I’m an animal person. Not only your usual human companions like dogs and cats, but pretty much every kind of creature that walks, hops, flies or slithers around.
                Well, maybe not so much that slither part. Snakes are fine, just as long as they’re a good distance away from me.
                I like animals. A good deal. I’ve been known to exclaim “Puppy!” anytime I’m driving and happen to pass a person walking a dog. Regardless of whether or not anyone is in the car with me to hear it or if the dog is old enough to be my father.
                It’s just the way I do business.
                One thing I’m not super into? Babies. Human ones.
                I don’t dislike babies, by any means. I just don’t find them as appealing as animals. I respond to a baby in a room the same way I do a coffee table: It’s just a thing that’s there. It’s not adding to or distracting from my life experiences.
                I wasn’t raised around a ton of babies so I don’t really know what to do with one when it’s around or how to interact with it. I’m not quite on the level of Schwarzenegger in “T-2,” but maybe just a hair below.
                Babies and I aren’t on the same page, but like I said, I don’t have a problem with them.
Something I do have a problem with? Girls and babies.

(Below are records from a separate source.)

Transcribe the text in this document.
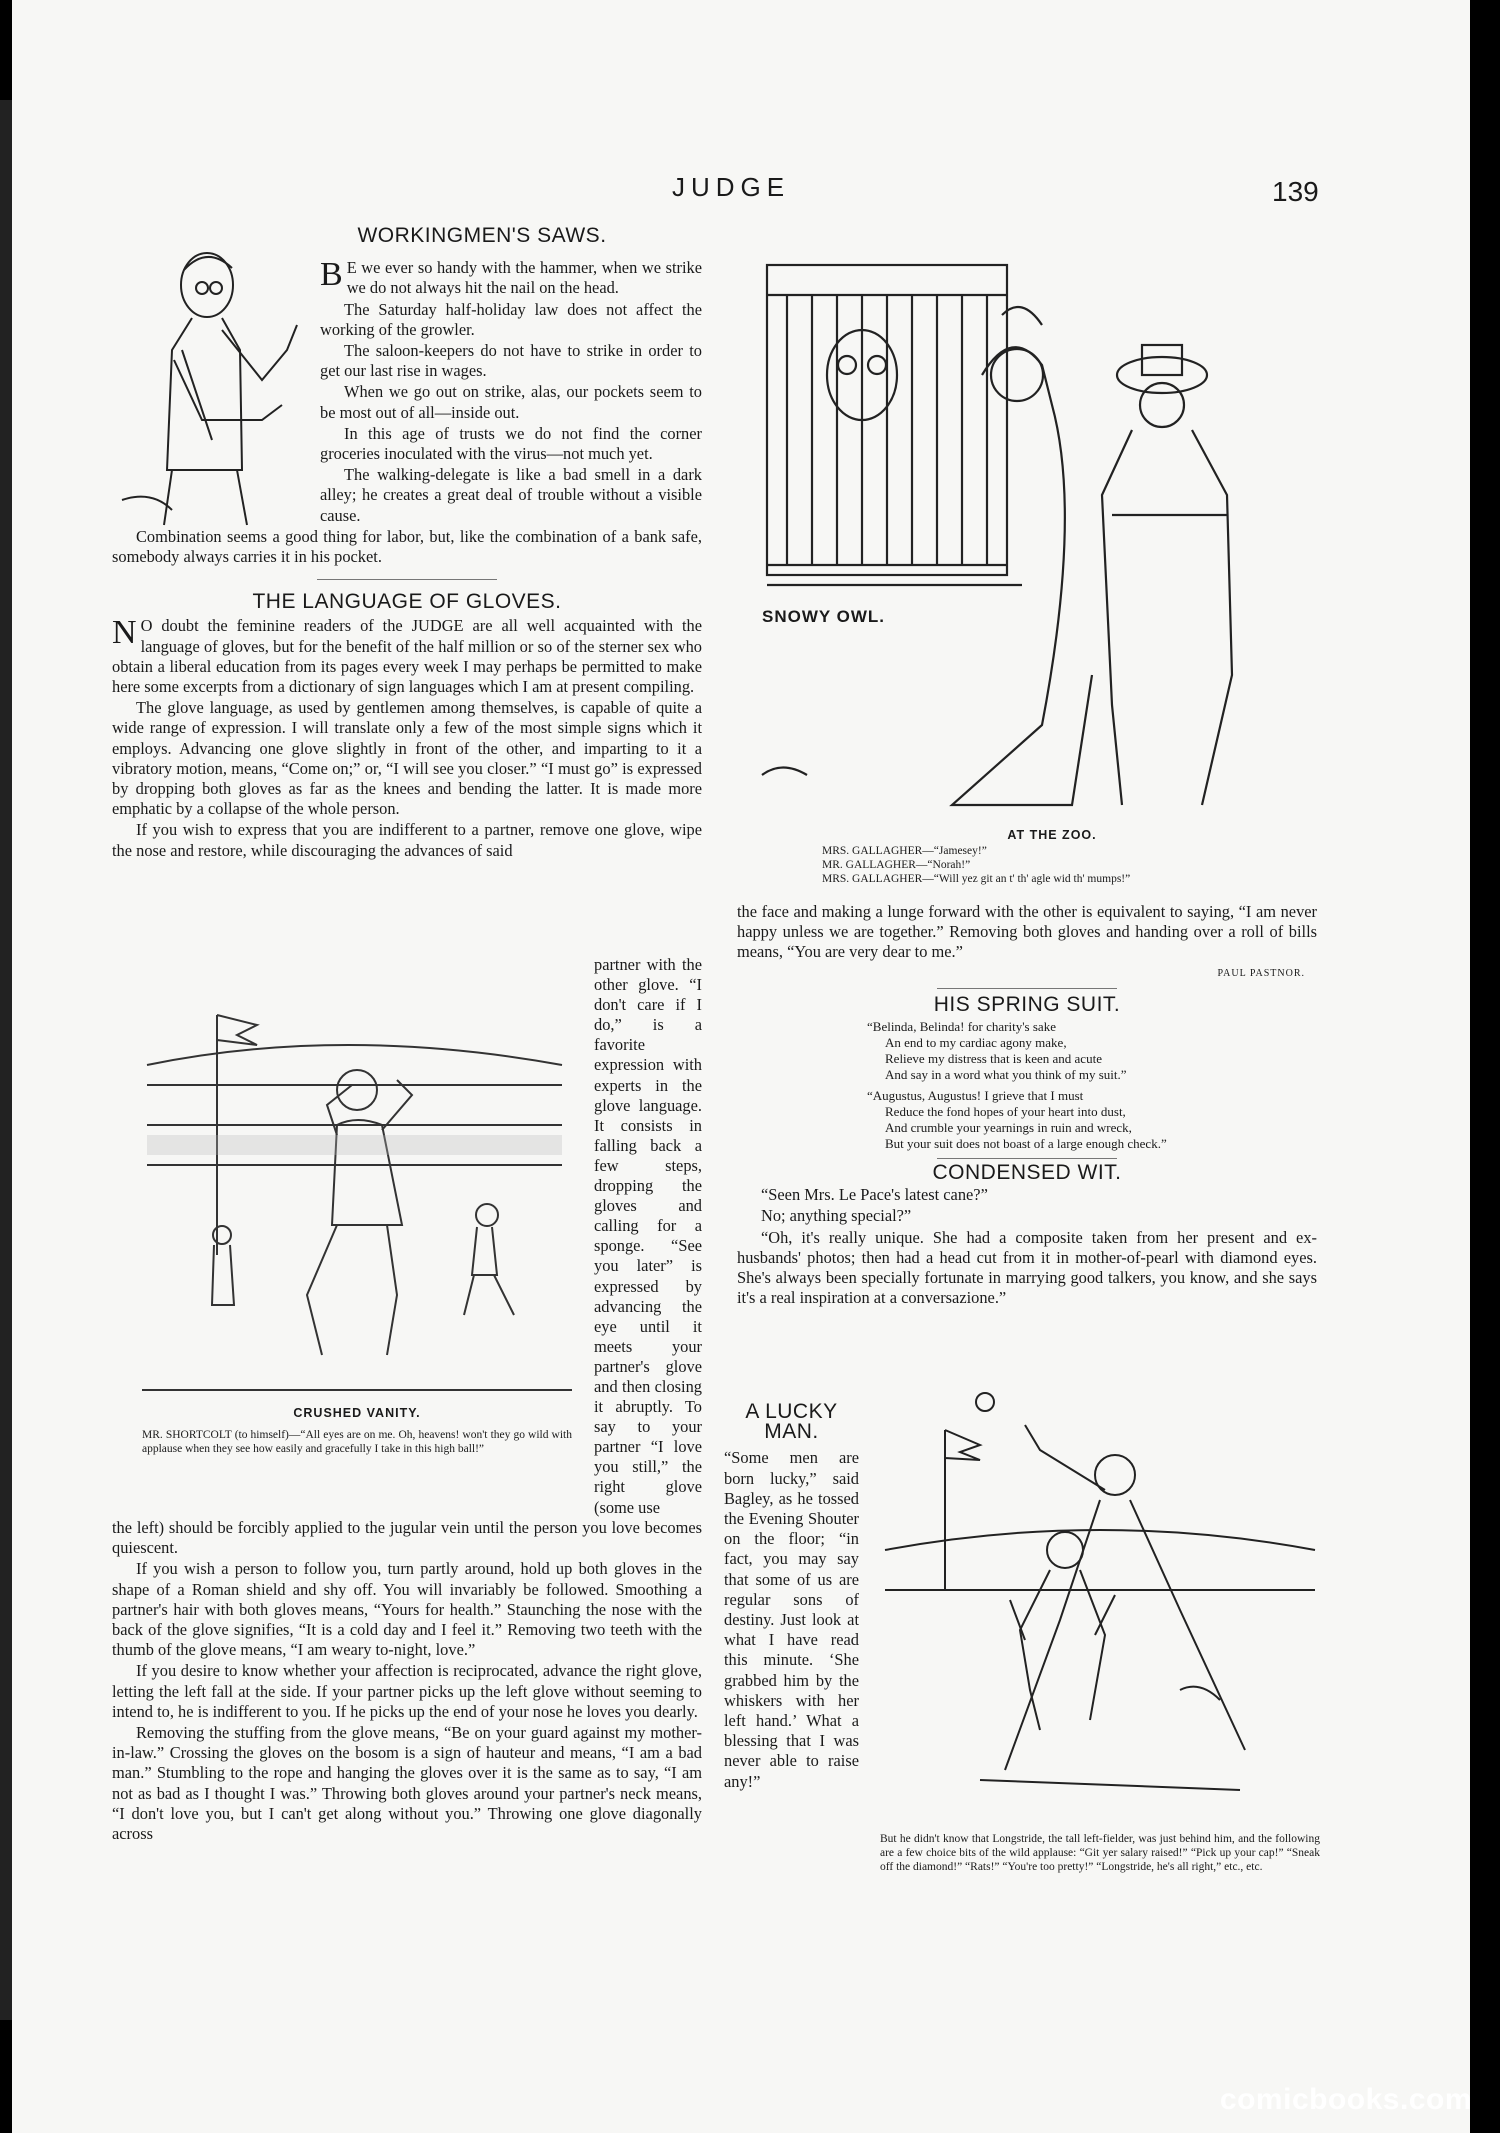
JUDGE	139
WORKINGMEN'S SAWS.

B E we ever so handy with the hammer, when we strike we do not always hit the nail on the head.

The Saturday half-holiday law does not affect the working of the growler.

The saloon-keepers do not have to strike in order to get our last rise in wages.

When we go out on strike, alas, our pockets seem to be most out of all—inside out.

In this age of trusts we do not find the corner groceries inoculated with the virus—not much yet.

The walking-delegate is like a bad smell in a dark alley; he creates a great deal of trouble without a visible cause.

Combination seems a good thing for labor, but, like the combination of a bank safe, somebody always carries it in his pocket.

THE LANGUAGE OF GLOVES.

N O doubt the feminine readers of the JUDGE are all well acquainted with the language of gloves, but for the benefit of the half million or so of the sterner sex who obtain a liberal education from its pages every week I may perhaps be permitted to make here some excerpts from a dictionary of sign languages which I am at present compiling.

The glove language, as used by gentlemen among themselves, is capable of quite a wide range of expression. I will translate only a few of the most simple signs which it employs. Advancing one glove slightly in front of the other, and imparting to it a vibratory motion, means, “Come on;” or, “I will see you closer.” “I must go” is expressed by dropping both gloves as far as the knees and bending the latter. It is made more emphatic by a collapse of the whole person.

If you wish to express that you are indifferent to a partner, remove one glove, wipe the nose and restore, while discouraging the advances of said

CRUSHED VANITY.
MR. SHORTCOLT (to himself)—“All eyes are on me. Oh, heavens! won't they go wild with applause when they see how easily and gracefully I take in this high ball!”
partner with the other glove. “I don't care if I do,” is a favorite expression with experts in the glove language. It consists in falling back a few steps, dropping the gloves and calling for a sponge. “See you later” is expressed by advancing the eye until it meets your partner's glove and then closing it abruptly. To say to your partner “I love you still,” the right glove (some use

the left) should be forcibly applied to the jugular vein until the person you love becomes quiescent.

If you wish a person to follow you, turn partly around, hold up both gloves in the shape of a Roman shield and shy off. You will invariably be followed. Smoothing a partner's hair with both gloves means, “Yours for health.” Staunching the nose with the back of the glove signifies, “It is a cold day and I feel it.” Removing two teeth with the thumb of the glove means, “I am weary to-night, love.”

If you desire to know whether your affection is reciprocated, advance the right glove, letting the left fall at the side. If your partner picks up the left glove without seeming to intend to, he is indifferent to you. If he picks up the end of your nose he loves you dearly.

Removing the stuffing from the glove means, “Be on your guard against my mother-in-law.” Crossing the gloves on the bosom is a sign of hauteur and means, “I am a bad man.” Stumbling to the rope and hanging the gloves over it is the same as to say, “I am not as bad as I thought I was.” Throwing both gloves around your partner's neck means, “I don't love you, but I can't get along without you.” Throwing one glove diagonally across

SNOWY OWL.
AT THE ZOO.
MRS. GALLAGHER—“Jamesey!”
MR. GALLAGHER—“Norah!”
MRS. GALLAGHER—“Will yez git an t' th' agle wid th' mumps!”

the face and making a lunge forward with the other is equivalent to saying, “I am never happy unless we are together.” Removing both gloves and handing over a roll of bills means, “You are very dear to me.”

PAUL PASTNOR.
HIS SPRING SUIT.
“Belinda, Belinda! for charity's sake
An end to my cardiac agony make,
Relieve my distress that is keen and acute
And say in a word what you think of my suit.”
“Augustus, Augustus! I grieve that I must
Reduce the fond hopes of your heart into dust,
And crumble your yearnings in ruin and wreck,
But your suit does not boast of a large enough check.”
CONDENSED WIT.

“Seen Mrs. Le Pace's latest cane?”

No; anything special?”

“Oh, it's really unique. She had a composite taken from her present and ex-husbands' photos; then had a head cut from it in mother-of-pearl with diamond eyes. She's always been specially fortunate in marrying good talkers, you know, and she says it's a real inspiration at a conversazione.”

A LUCKY MAN.
“Some men are born lucky,” said Bagley, as he tossed the Evening Shouter on the floor; “in fact, you may say that some of us are regular sons of destiny. Just look at what I have read this minute. ‘She grabbed him by the whiskers with her left hand.’ What a blessing that I was never able to raise any!”
But he didn't know that Longstride, the tall left-fielder, was just behind him, and the following are a few choice bits of the wild applause: “Git yer salary raised!” “Pick up your cap!” “Sneak off the diamond!” “Rats!” “You're too pretty!” “Longstride, he's all right,” etc., etc.
comicbooks.com
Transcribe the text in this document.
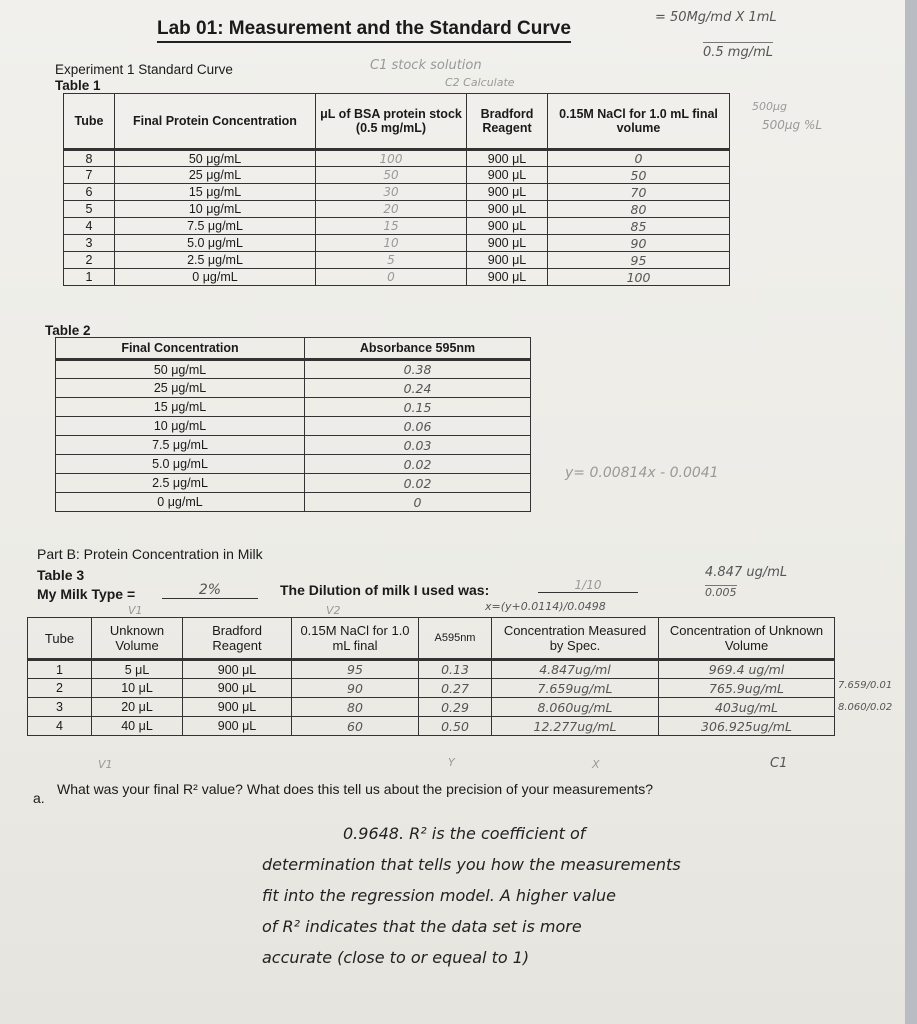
Lab 01: Measurement and the Standard Curve
= 50Mg/md X 1mL
0.5 mg/mL
Experiment 1 Standard Curve
Table 1
C1 stock solution
C2 Calculate
500μg
500μg %L
Tube	Final Protein Concentration	μL of BSA protein stock (0.5 mg/mL)	Bradford Reagent	0.15M NaCl for 1.0 mL final volume
8	50 μg/mL	100	900 μL	0
7	25 μg/mL	50	900 μL	50
6	15 μg/mL	30	900 μL	70
5	10 μg/mL	20	900 μL	80
4	7.5 μg/mL	15	900 μL	85
3	5.0 μg/mL	10	900 μL	90
2	2.5 μg/mL	5	900 μL	95
1	0 μg/mL	0	900 μL	100
Table 2
Final Concentration	Absorbance 595nm
50 μg/mL	0.38
25 μg/mL	0.24
15 μg/mL	0.15
10 μg/mL	0.06
7.5 μg/mL	0.03
5.0 μg/mL	0.02
2.5 μg/mL	0.02
0 μg/mL	0
y= 0.00814x - 0.0041
Part B: Protein Concentration in Milk
Table 3
My Milk Type =	2%	The Dilution of milk I used was:	1/10
x=(y+0.0114)/0.0498
4.847 ug/mL
0.005
V1	V2
Tube	Unknown Volume	Bradford Reagent	0.15M NaCl for 1.0 mL final	A595nm	Concentration Measured by Spec.	Concentration of Unknown Volume
1	5 μL	900 μL	95	0.13	4.847ug/ml	969.4 ug/ml
2	10 μL	900 μL	90	0.27	7.659ug/mL	765.9ug/mL
3	20 μL	900 μL	80	0.29	8.060ug/mL	403ug/mL
4	40 μL	900 μL	60	0.50	12.277ug/mL	306.925ug/mL
7.659/0.01
8.060/0.02
V1	Y	X	C1
a.
What was your final R² value? What does this tell us about the precision of your measurements?
0.9648. R² is the coefficient of
determination that tells you how the measurements
fit into the regression model. A higher value
of R² indicates that the data set is more
accurate (close to or equeal to 1)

Not the girls who are really into babies. The type of ladies of when they see one they immediately exclaim “Baby!” and scratch it behind the ear, or whatever it is you do with them. That line of thinking I can at least understand.
                The girls I have a problem with are these super-militant feminist chicks who hate, hate, hate babies. There is without a doubt a male version of this person, but today, I want to focus on the ladies.
                I guess these gals look at a little cooing baby as a set of chains, just waiting to trap them and drag them away from their careers or whatever life it is they have planned for themselves.
                Recently, a co-worker bought his baby in to work. The kid was greeted with the usual “oohs” and “ahhs” by most folks. Not by me. I treated it the same way I would treat an adult that I didn’t know walking into the office: I just let it be unless we crossed paths. Then I’d offer it a friendly nod or tip of the cap. But that would be all.
                A female co-worker, who also happened to be one of those militant feminist types, well, she had her own way of dealing with the baby. She made a scene (in her cube away from the crowd, but she sat next to me so I could totally hear it) with another female co-worker acting as if the guy had just bought a giant plague rat into the office. There was also lot of cattily making fun of people for being excited about the baby.
                Everyone’s free to like or dislike whatever they want, but the idea of being so belligerently opposed to something that can do you no harm is insane to me. The only things on this planet that I would make me act that way if they suddenly showed up at my job are things with sharper claws and teeth and a more pronounced killing instinct than I possess. (Like a bear. From a far though, I would totally think it was cute.)
                 Otherwise, stop being such a reverse stereotype and chill. That’s right. You may not like to hear it, but you going out of your way to hate on babies is just as cliché as an effervescent love of babies. It’s just at opposite ends of the cliché spectrum.
                And leave the people who like babies alone to like babies. They’re not hurting you any more than I am when I see a stray cat and immediately start drawing up plans in my mind for capturing it and bringing it home.
                Maybe that girl never got “the talk” about where babies came from and thought that if she got too close, she’d get one too. Who can say?
                Or maybe – more likely considering the rest of her body of work at the job – she’s just kind of a pain in the ass.